Conto - Um arroto inesperado

Regina tinha vinte anos, já casada, falava dois idiomas fluentemente, muito estudiosa desde criança. Se é que alguém estudioso não o seja desde a infância. De familia simples mas onde nunca faltou nada e sobrou o esforço de labutas e suas recompensas.

Trabalhava há um ano em uma grande empresa de telefonia que se instalou no Brasil para abrir as portas da tecnologia de celulares. Regina e seus futuros colegas de trabalho foram treinados intensamente antes da inauguração

Instalações luxuosas para os padrões da cidade de interior, dentro do shopping. Uniformes impecáveis com meias finas e sapatos pretos fechados. Saias e coletes pretos, camisas brancas de mangas longas e até lenço no pescoço fechando o look quase de aeromoças.

O negócio era um sucesso, com atendimento impecável que já corria fama. As atendentes ficavam em baias separadas por grossos vidros fumê e um carpete verde se estendia por todo o ambiente. Na recepção os clientes pegavam suas senhas e aguardavam confortavelmente serem chamados pelas musas de meias.

De natureza calma, inteligente e educada, Regina se destacava na competência em resolver os problemas que surgiam e vendas que concluía. Uma colega amorosa, gentil, séria e engraçada ao mesmo tempo. Uma querida entre os seus. Só era rígida consigo mesma.

Mal sabia ela que o pior estava por vir. Não. Não seria um cliente que bateria na mesa ou se exaltaria de alguma forma. Isso era raro, mas acontecia e era bem contornado sempre.

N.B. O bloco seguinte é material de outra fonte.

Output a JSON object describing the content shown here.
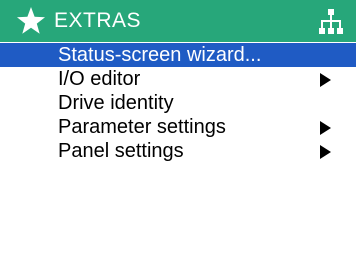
{
  "colors": {
    "header_bg": "#27a77a",
    "header_text": "#ffffff",
    "selection_bg": "#1f5bc4",
    "selection_text": "#ffffff",
    "text": "#000000"
  },
  "header": {
    "title": "EXTRAS",
    "left_icon": "star-icon",
    "right_icon": "network-topology-icon"
  },
  "menu": {
    "items": [
      {
        "label": "Status-screen wizard...",
        "selected": true,
        "has_submenu": false
      },
      {
        "label": "I/O editor",
        "selected": false,
        "has_submenu": true
      },
      {
        "label": "Drive identity",
        "selected": false,
        "has_submenu": false
      },
      {
        "label": "Parameter settings",
        "selected": false,
        "has_submenu": true
      },
      {
        "label": "Panel settings",
        "selected": false,
        "has_submenu": true
      }
    ]
  }
}
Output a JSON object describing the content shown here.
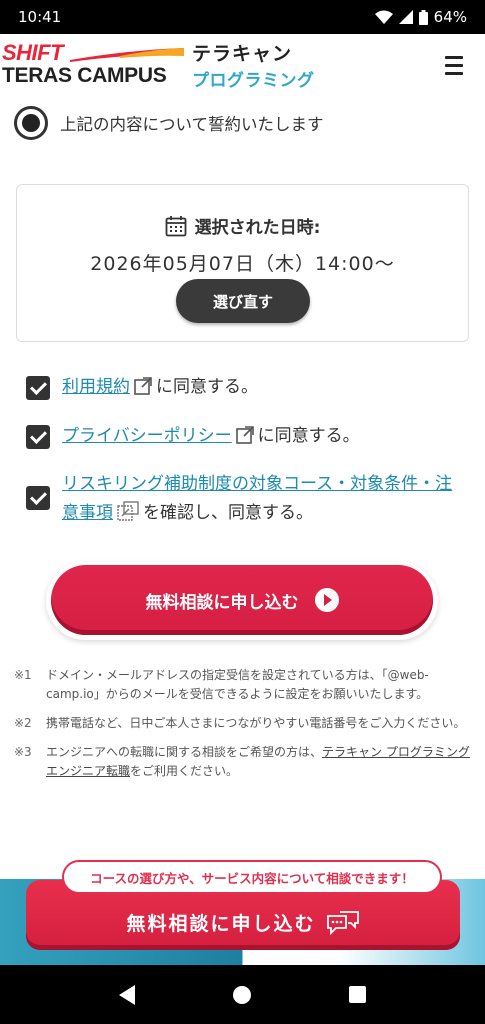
{
  "status": {
    "time": "10:41",
    "battery": "64%"
  },
  "header": {
    "logo_shift": "SHIFT",
    "logo_teras": "TERAS CAMPUS",
    "logo_terakyan": "テラキャン",
    "logo_programming": "プログラミング"
  },
  "pledge": {
    "label": "上記の内容について誓約いたします",
    "checked": true
  },
  "selected_date": {
    "title": "選択された日時:",
    "value": "2026年05月07日（木）14:00〜",
    "reselect_label": "選び直す"
  },
  "agreements": [
    {
      "link": "利用規約",
      "suffix": "に同意する。",
      "checked": true
    },
    {
      "link": "プライバシーポリシー",
      "suffix": "に同意する。",
      "checked": true
    },
    {
      "link": "リスキリング補助制度の対象コース・対象条件・注意事項",
      "suffix": "を確認し、同意する。",
      "checked": true
    }
  ],
  "cta": {
    "label": "無料相談に申し込む"
  },
  "notes": [
    {
      "mark": "※1",
      "text": "ドメイン・メールアドレスの指定受信を設定されている方は、「@web-camp.io」からのメールを受信できるように設定をお願いいたします。"
    },
    {
      "mark": "※2",
      "text": "携帯電話など、日中ご本人さまにつながりやすい電話番号をご入力ください。"
    },
    {
      "mark": "※3",
      "text_before": "エンジニアへの転職に関する相談をご希望の方は、",
      "link": "テラキャン プログラミング エンジニア転職",
      "text_after": "をご利用ください。"
    }
  ],
  "bottom_cta": {
    "pill": "コースの選び方や、サービス内容について相談できます！",
    "label": "無料相談に申し込む"
  },
  "colors": {
    "accent": "#d61f44",
    "link": "#1d8ab0",
    "brand_blue": "#2fa8c8"
  }
}
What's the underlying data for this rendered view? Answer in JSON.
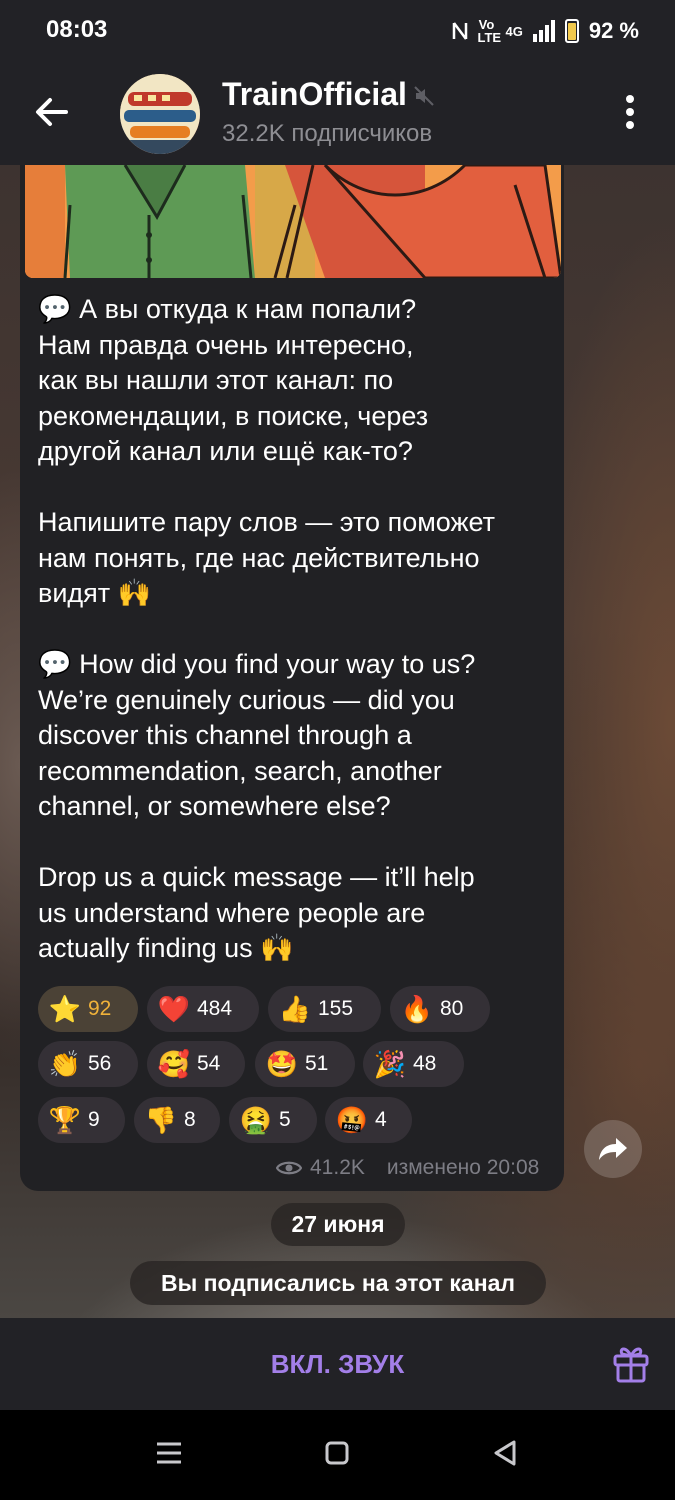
{
  "status_bar": {
    "time": "08:03",
    "battery": "92 %",
    "network": "4G",
    "volte": "Vo LTE"
  },
  "header": {
    "title": "TrainOfficial",
    "subtitle": "32.2K подписчиков"
  },
  "message": {
    "text": "💬 А вы откуда к нам попали?\nНам правда очень интересно,\nкак вы нашли этот канал: по\nрекомендации, в поиске, через\nдругой канал или ещё как-то?\n\nНапишите пару слов — это поможет\nнам понять, где нас действительно\nвидят 🙌\n\n💬 How did you find your way to us?\nWe’re genuinely curious — did you\ndiscover this channel through a\nrecommendation, search, another\nchannel, or somewhere else?\n\nDrop us a quick message — it’ll help\nus understand where people are\nactually finding us 🙌",
    "reactions": [
      {
        "emoji": "⭐",
        "count": "92",
        "active": true
      },
      {
        "emoji": "❤️",
        "count": "484"
      },
      {
        "emoji": "👍",
        "count": "155"
      },
      {
        "emoji": "🔥",
        "count": "80"
      },
      {
        "emoji": "👏",
        "count": "56"
      },
      {
        "emoji": "🥰",
        "count": "54"
      },
      {
        "emoji": "🤩",
        "count": "51"
      },
      {
        "emoji": "🎉",
        "count": "48"
      },
      {
        "emoji": "🏆",
        "count": "9"
      },
      {
        "emoji": "👎",
        "count": "8"
      },
      {
        "emoji": "🤮",
        "count": "5"
      },
      {
        "emoji": "🤬",
        "count": "4"
      }
    ],
    "views": "41.2K",
    "edited": "изменено 20:08"
  },
  "date_separator": "27 июня",
  "service_message": "Вы подписались на этот канал",
  "bottom_bar": {
    "unmute_label": "ВКЛ. ЗВУК"
  },
  "colors": {
    "accent": "#a37fe8",
    "star_count": "#f0b23a",
    "bubble": "#212124"
  },
  "icons": [
    "back-arrow-icon",
    "mute-icon",
    "more-vert-icon",
    "eye-icon",
    "share-icon",
    "gift-icon",
    "nav-menu-icon",
    "nav-home-icon",
    "nav-back-icon"
  ]
}
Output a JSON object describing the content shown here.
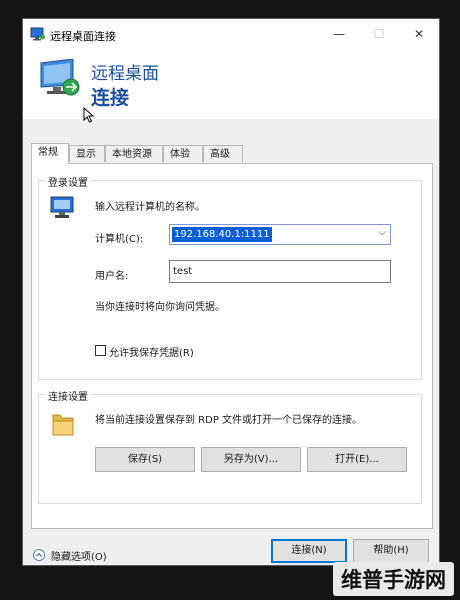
{
  "window": {
    "title": "远程桌面连接",
    "banner_line1": "远程桌面",
    "banner_line2": "连接",
    "controls": {
      "minimize": "—",
      "maximize": "☐",
      "close": "✕"
    }
  },
  "tabs": [
    {
      "label": "常规",
      "active": true
    },
    {
      "label": "显示",
      "active": false
    },
    {
      "label": "本地资源",
      "active": false
    },
    {
      "label": "体验",
      "active": false
    },
    {
      "label": "高级",
      "active": false
    }
  ],
  "login_group": {
    "label": "登录设置",
    "instruction": "输入远程计算机的名称。",
    "computer_label": "计算机(C):",
    "computer_value": "192.168.40.1:1111",
    "username_label": "用户名:",
    "username_value": "test",
    "hint": "当你连接时将向你询问凭据。",
    "save_credentials_label": "允许我保存凭据(R)",
    "save_credentials_checked": false
  },
  "connection_group": {
    "label": "连接设置",
    "description": "将当前连接设置保存到 RDP 文件或打开一个已保存的连接。",
    "save_button": "保存(S)",
    "save_as_button": "另存为(V)...",
    "open_button": "打开(E)..."
  },
  "footer": {
    "hide_options": "隐藏选项(O)",
    "connect_button": "连接(N)",
    "help_button": "帮助(H)"
  },
  "watermark": "维普手游网",
  "colors": {
    "accent": "#1b4f9c",
    "selection": "#0a5fd6",
    "focus": "#0078d7"
  }
}
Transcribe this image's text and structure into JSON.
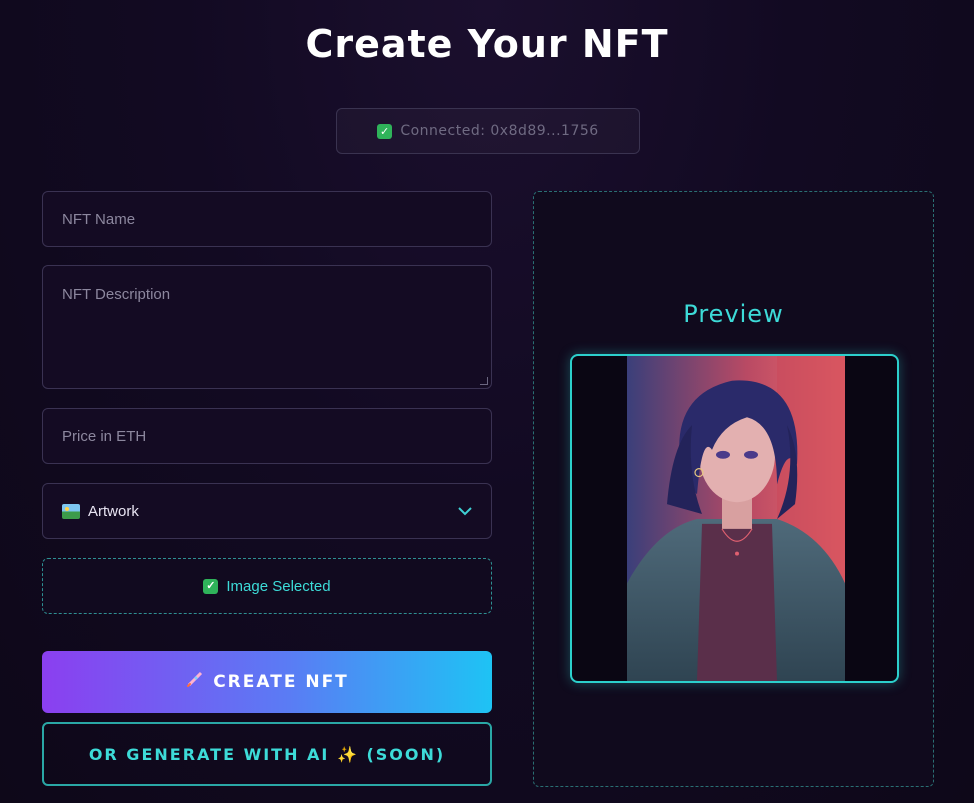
{
  "page": {
    "title": "Create Your NFT"
  },
  "wallet": {
    "status_text": "Connected: 0x8d89...1756",
    "status_icon": "check-icon"
  },
  "form": {
    "name_placeholder": "NFT Name",
    "description_placeholder": "NFT Description",
    "price_placeholder": "Price in ETH",
    "category_selected": "Artwork",
    "category_icon": "framed-picture-icon",
    "upload_status": "Image Selected"
  },
  "actions": {
    "create_label": "CREATE NFT",
    "create_icon": "rocket-icon",
    "ai_label": "OR GENERATE WITH AI ✨ (SOON)"
  },
  "preview": {
    "title": "Preview"
  },
  "colors": {
    "accent_cyan": "#3ddbd8",
    "gradient_start": "#8b3ff0",
    "gradient_end": "#1ec3f4",
    "background": "#120a22"
  }
}
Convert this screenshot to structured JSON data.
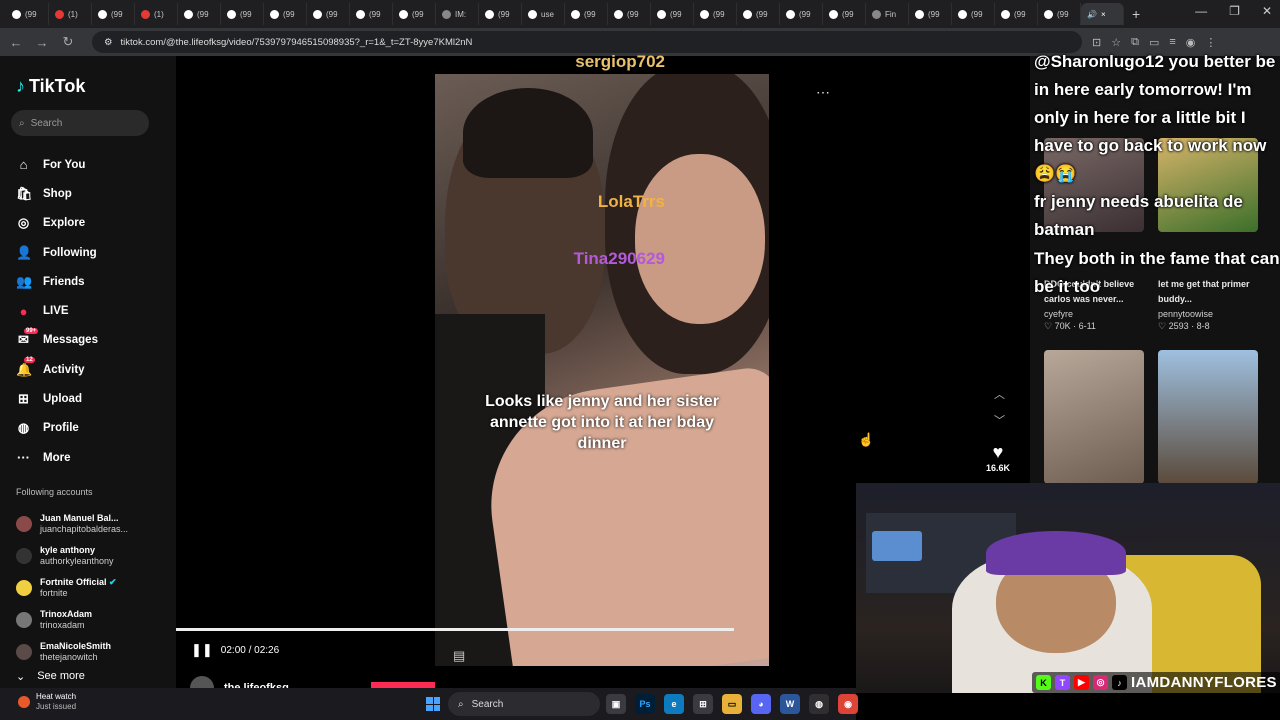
{
  "browser": {
    "tabs": [
      "(99",
      "(1)",
      "(99",
      "(1)",
      "(99",
      "(99",
      "(99",
      "(99",
      "(99",
      "(99",
      "IM:",
      "(99",
      "use",
      "(99",
      "(99",
      "(99",
      "(99",
      "(99",
      "(99",
      "(99",
      "Fin",
      "(99",
      "(99",
      "(99",
      "(99"
    ],
    "active_tab_close": "×",
    "new_tab": "+",
    "url": "tiktok.com/@the.lifeofksg/video/7539797946515098935?_r=1&_t=ZT-8yye7KMl2nN"
  },
  "sidebar": {
    "brand": "TikTok",
    "search_placeholder": "Search",
    "nav": [
      {
        "label": "For You",
        "icon": "home-icon"
      },
      {
        "label": "Shop",
        "icon": "shop-icon"
      },
      {
        "label": "Explore",
        "icon": "compass-icon"
      },
      {
        "label": "Following",
        "icon": "following-icon"
      },
      {
        "label": "Friends",
        "icon": "friends-icon"
      },
      {
        "label": "LIVE",
        "icon": "live-icon"
      },
      {
        "label": "Messages",
        "icon": "messages-icon",
        "badge": "99+"
      },
      {
        "label": "Activity",
        "icon": "activity-icon",
        "badge": "12"
      },
      {
        "label": "Upload",
        "icon": "upload-icon"
      },
      {
        "label": "Profile",
        "icon": "profile-icon"
      },
      {
        "label": "More",
        "icon": "more-icon"
      }
    ],
    "following_title": "Following accounts",
    "following": [
      {
        "name": "Juan Manuel Bal...",
        "handle": "juanchapitobalderas..."
      },
      {
        "name": "kyle anthony",
        "handle": "authorkyleanthony"
      },
      {
        "name": "Fortnite Official",
        "handle": "fortnite"
      },
      {
        "name": "TrinoxAdam",
        "handle": "trinoxadam"
      },
      {
        "name": "EmaNicoleSmith",
        "handle": "thetejanowitch"
      }
    ],
    "see_more": "See more"
  },
  "video": {
    "caption": "Looks like jenny and her sister annette got into it at her bday dinner",
    "time": "02:00 / 02:26",
    "progress": 0.82,
    "likes": "16.6K",
    "author": "the.lifeofksg"
  },
  "related": [
    {
      "title": "DDG couldn't believe carlos was never...",
      "user": "cyefyre",
      "stats": "♡ 70K · 6-11"
    },
    {
      "title": "let me get that primer buddy...",
      "user": "pennytoowise",
      "stats": "♡ 2593 · 8-8"
    }
  ],
  "chat": [
    {
      "name": "sergiop702",
      "color": "#e8c16a",
      "message": "@Sharonlugo12 you better be in here early tomorrow! I'm only in here for a little bit I have to go back to work now 😩😭"
    },
    {
      "name": "LolaTrrs",
      "color": "#f0b343",
      "message": "fr jenny needs abuelita de batman"
    },
    {
      "name": "Tina290629",
      "color": "#b45ad8",
      "message": "They both in the fame that can be it too"
    }
  ],
  "stream_handle": "IAMDANNYFLORES",
  "taskbar": {
    "weather_title": "Heat watch",
    "weather_sub": "Just issued",
    "search_label": "Search"
  }
}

Chamou no seu monitor pela próxima senha, esperou de pé como era o padrão. Cumprimentou o casal, pediu que sentassem e se dispôs a ouvi-los. Não era reclamação, mas interesse em adquirir aparelhos e planos telefônicos.

Com dois minutos de conversa, ao se dirigir aos clientes para falar a próxima frase, saiu da boca de Regina um sonoro arroto. Foi tão constrangedor quanto engraçado e inexplicável. Completamente involuntário, ela nunca tinha expelido algo assim. Não sabia que era possível. Pela feição dos clientes, pra eles também não. Mas sorriram educados.

Em fração de segundos se deu conta do que fez, ficou surda, levou a mão à boca como se ainda pudesse evitar, desviou os olhos um pouco para o lado e viu a colega Júlia desmoronar na cadeira. Ela estava sem clientes e viu tudo do seu camarote. Júlia foi girando na cadeira com a mão na boca tampando a gargalhada que queria gritar e saiu quase correndo para a copa, onde certamente sentaria no chão para rir de Regina.

Só restou a ela, nessa mesma fração de tempo, fingir que tossia seguidamente e pedir desculpas.

Mal viu como tudo acabou. Só se lembra de ter se juntado depois aos outros para rir de si mesma, coisa que não fazia muito bem naquela época.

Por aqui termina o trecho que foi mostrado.